Under one of the law’s more popular provisions, young adults can stay on their parents’ insurance policies to age 26. Insurers generally cannot charge co-payments for preventive services like mammograms and colonoscopies; cannot rescind coverage after a person becomes ill; and cannot deny coverage to children with pre-existing conditions.

Medicare beneficiaries who use large amounts of prescription drugs can get discounts on their medicines.

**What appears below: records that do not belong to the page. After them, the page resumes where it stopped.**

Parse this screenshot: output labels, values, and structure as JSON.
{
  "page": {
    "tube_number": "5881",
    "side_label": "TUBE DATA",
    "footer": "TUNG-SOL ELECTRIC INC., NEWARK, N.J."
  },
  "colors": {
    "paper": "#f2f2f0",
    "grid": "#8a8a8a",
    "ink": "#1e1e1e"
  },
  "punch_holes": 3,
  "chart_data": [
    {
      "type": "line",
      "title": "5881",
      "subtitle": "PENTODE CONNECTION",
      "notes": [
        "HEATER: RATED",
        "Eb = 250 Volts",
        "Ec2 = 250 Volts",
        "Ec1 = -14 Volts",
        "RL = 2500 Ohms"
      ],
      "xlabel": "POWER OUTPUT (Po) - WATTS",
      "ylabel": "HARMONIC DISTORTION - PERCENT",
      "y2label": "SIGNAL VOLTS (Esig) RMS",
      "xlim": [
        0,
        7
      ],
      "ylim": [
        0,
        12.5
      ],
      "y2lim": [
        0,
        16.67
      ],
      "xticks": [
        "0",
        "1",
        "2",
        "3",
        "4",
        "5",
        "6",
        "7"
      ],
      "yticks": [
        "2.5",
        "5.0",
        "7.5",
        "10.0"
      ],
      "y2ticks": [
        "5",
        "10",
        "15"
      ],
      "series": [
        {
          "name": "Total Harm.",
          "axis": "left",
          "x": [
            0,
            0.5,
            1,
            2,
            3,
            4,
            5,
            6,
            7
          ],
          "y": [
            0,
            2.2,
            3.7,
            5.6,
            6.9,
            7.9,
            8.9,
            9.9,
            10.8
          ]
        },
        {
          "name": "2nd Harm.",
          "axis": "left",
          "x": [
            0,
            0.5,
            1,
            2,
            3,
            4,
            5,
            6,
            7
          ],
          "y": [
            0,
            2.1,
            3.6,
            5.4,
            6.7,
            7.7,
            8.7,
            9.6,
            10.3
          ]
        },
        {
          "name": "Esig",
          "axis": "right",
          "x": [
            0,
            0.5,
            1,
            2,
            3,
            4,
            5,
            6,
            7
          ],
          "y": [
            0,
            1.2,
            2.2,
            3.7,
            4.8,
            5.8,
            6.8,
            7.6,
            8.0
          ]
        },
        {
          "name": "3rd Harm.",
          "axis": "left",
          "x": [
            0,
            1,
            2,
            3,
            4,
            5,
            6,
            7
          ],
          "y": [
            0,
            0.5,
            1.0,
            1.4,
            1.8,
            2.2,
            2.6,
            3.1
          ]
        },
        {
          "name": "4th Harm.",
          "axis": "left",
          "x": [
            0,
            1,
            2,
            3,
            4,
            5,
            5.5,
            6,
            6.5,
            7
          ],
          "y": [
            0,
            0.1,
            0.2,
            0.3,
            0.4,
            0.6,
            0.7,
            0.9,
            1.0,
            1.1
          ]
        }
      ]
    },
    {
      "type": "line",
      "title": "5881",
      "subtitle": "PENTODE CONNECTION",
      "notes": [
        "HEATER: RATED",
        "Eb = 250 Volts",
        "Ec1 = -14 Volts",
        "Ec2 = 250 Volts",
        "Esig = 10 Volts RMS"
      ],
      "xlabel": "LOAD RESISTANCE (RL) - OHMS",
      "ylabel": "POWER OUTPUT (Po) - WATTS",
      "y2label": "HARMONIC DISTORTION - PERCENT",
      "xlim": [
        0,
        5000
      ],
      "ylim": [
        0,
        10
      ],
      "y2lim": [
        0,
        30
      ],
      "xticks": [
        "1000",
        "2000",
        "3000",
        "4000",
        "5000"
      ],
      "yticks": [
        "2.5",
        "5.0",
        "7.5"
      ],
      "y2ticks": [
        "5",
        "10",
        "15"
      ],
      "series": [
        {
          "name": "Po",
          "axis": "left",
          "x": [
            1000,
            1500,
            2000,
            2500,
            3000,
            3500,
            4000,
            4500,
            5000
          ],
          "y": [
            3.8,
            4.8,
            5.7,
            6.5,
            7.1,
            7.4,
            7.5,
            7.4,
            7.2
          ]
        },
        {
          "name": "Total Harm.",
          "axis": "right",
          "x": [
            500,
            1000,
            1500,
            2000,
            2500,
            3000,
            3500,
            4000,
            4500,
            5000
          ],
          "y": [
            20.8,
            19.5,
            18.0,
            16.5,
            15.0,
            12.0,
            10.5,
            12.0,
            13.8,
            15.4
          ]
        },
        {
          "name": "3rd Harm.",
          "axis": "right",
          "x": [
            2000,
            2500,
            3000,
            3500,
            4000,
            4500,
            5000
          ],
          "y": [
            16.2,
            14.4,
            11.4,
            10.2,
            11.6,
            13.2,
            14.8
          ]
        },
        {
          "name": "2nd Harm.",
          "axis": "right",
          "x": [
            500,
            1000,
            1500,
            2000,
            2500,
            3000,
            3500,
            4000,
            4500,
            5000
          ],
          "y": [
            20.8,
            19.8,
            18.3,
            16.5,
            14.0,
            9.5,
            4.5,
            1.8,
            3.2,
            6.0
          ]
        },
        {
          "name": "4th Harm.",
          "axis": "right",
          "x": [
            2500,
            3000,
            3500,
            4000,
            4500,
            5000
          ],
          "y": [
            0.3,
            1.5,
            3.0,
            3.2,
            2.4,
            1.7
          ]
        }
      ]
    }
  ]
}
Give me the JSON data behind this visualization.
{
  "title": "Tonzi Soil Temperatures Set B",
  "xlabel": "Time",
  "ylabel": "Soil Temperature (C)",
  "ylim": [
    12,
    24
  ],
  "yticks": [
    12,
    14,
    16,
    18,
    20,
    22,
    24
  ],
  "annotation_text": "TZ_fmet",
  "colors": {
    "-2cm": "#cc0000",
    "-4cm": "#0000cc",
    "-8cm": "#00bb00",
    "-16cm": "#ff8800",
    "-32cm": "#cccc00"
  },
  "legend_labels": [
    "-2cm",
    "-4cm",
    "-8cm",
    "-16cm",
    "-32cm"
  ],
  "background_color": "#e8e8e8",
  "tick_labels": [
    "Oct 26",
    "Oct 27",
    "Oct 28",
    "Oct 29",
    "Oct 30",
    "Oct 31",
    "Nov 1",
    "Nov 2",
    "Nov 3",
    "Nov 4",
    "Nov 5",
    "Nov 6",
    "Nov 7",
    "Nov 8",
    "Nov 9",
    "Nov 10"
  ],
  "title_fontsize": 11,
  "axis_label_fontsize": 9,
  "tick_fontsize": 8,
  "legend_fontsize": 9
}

And some small businesses can obtain tax credits to help them pay premiums.
The biggest changes, including the requirement for people to carry insurance, take effect in 2014, when each state is supposed to have an insurance exchange, or market, where consumers can compare policies and buy coverage.

Senator Harry Reid, the Nevada Democrat and majority leader, said the law had already produced “miracles in the lives of people all over America,” enabling them to obtain health care that would otherwise have been out of reach.

At the same time, the State of Nevada has asked the Obama administration to relax the provision requiring insurers to spend at least 80 percent of premium dollars on health care. Brett J. Barratt, the state’s insurance commissioner, said that several carriers were likely to withdraw from Nevada’s individual insurance market if the federal government did not grant such relief.